Centrales d’enrobés dans le Tarn : l’État a-t-il failli à ses missions et au devoir de neutralité ? Des citoyens déposent une alerte auprès de l’IGAS
Information - 5 février 2026
C’est une première dans le Tarn : neuf citoyens concernés par l’exploitation de centrales d’enrobés en activité ou en projet dans le département viennent de déposer une alerte auprès de l’Inspection Générale des Affaires Sociales. L’alerte, nous informe-t-on, vise les manquements des services de l’État (principalement de la DREAL, instance en charge de la surveillance des centrales d’enrobés) quant à leurs responsabilités dans la protection de la santé des personnes et de l’environnement.

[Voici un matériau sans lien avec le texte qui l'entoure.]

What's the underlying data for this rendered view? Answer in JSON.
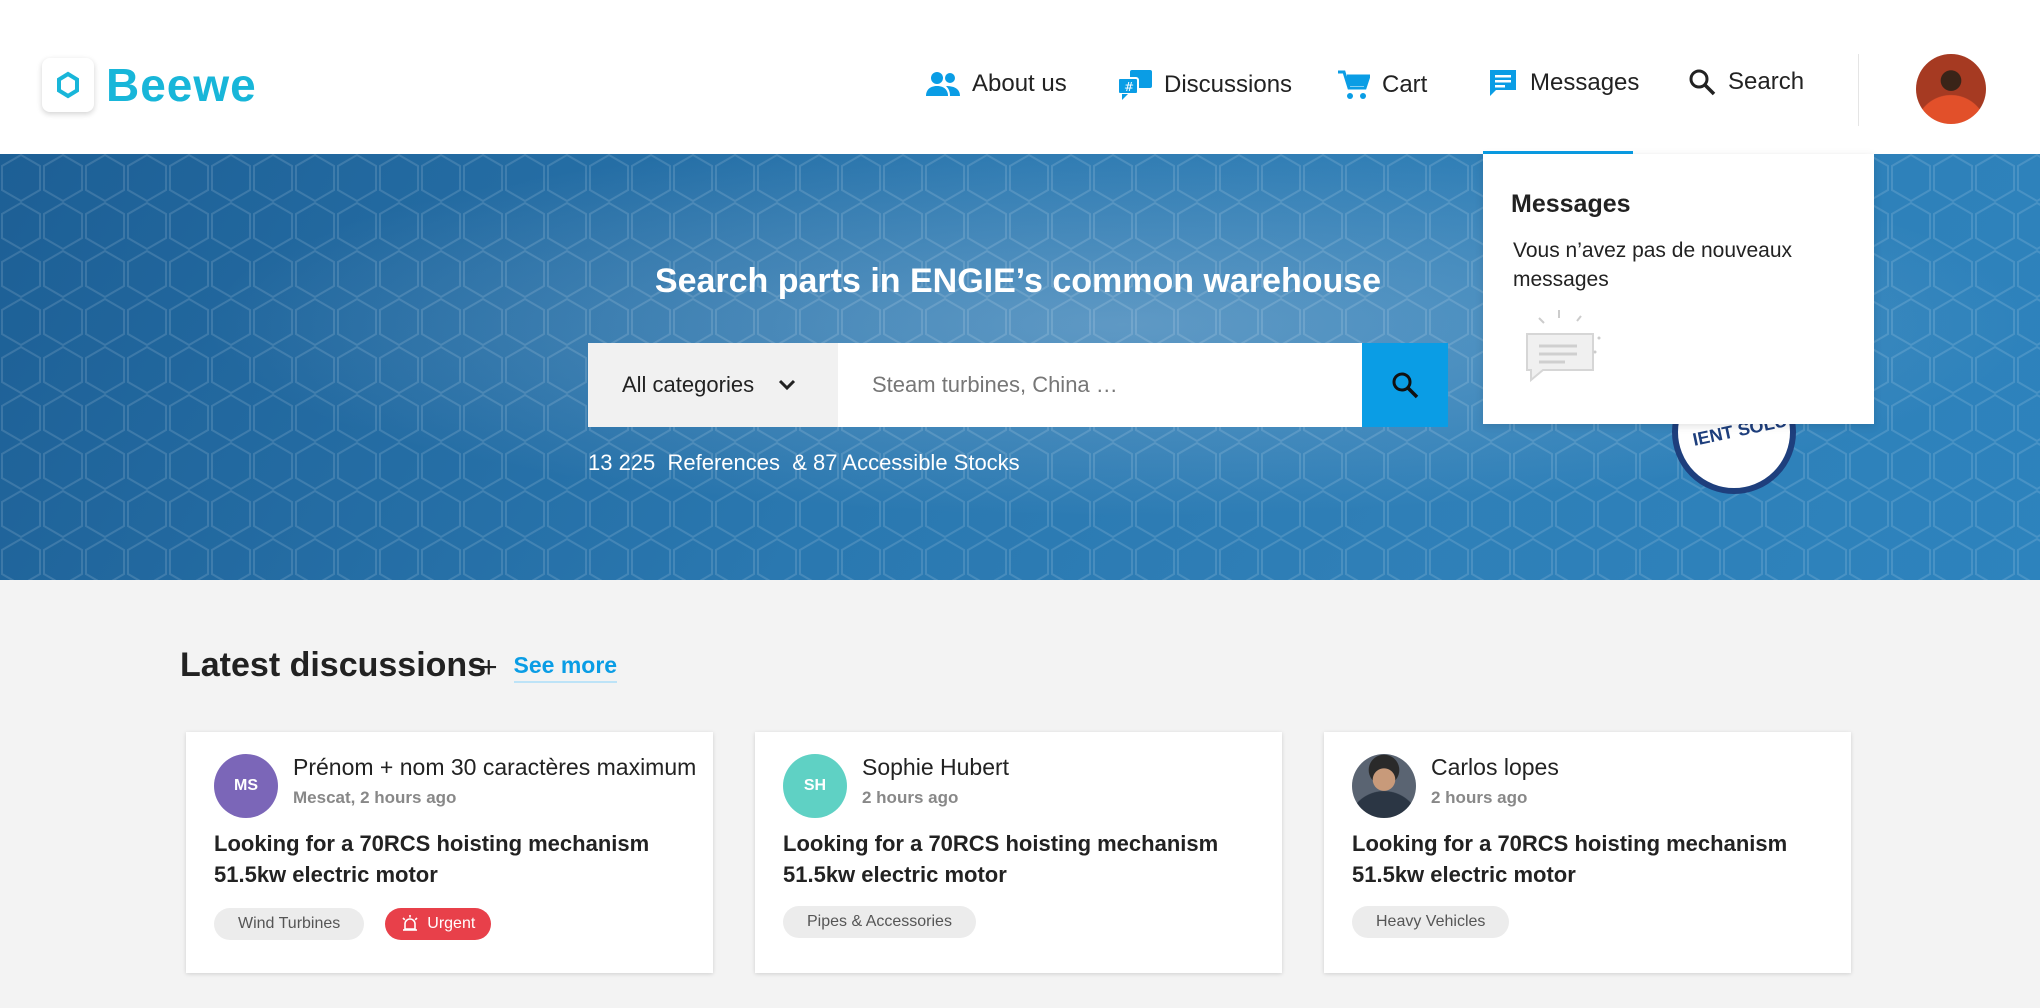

Les neuf citoyens signataires ont patiemment travaillé pendant des semaines à partir de communiqués de presse, d’articles de journaux et de témoignages personnels. À l’arrivée, un dossier substantiel d’une vingtaine de pages qui recense, de façon factuelle, les déclarations, les attitudes et les actions des services de l’État relativement aux sites de Lafenasse, Puylaurens, Villeneuve-lès-Lavaur et Montans.
Le dossier démontre, preuves à l’appui, un parti pris des services de l’État favorable aux industriels, au détriment des enjeux de santé publique et de protection de l’environnement. Dans tous les aspects de leur comportement (discours public, relations avec les riverains, modalités de surveillance des centrales d’enrobés), les services de l’État, en particulier la DREAL et la préfecture, n’ont eu de cesse, d’après les porteurs de cette alerte, de minimiser, voire d’occulter la pollution générée par ces installations.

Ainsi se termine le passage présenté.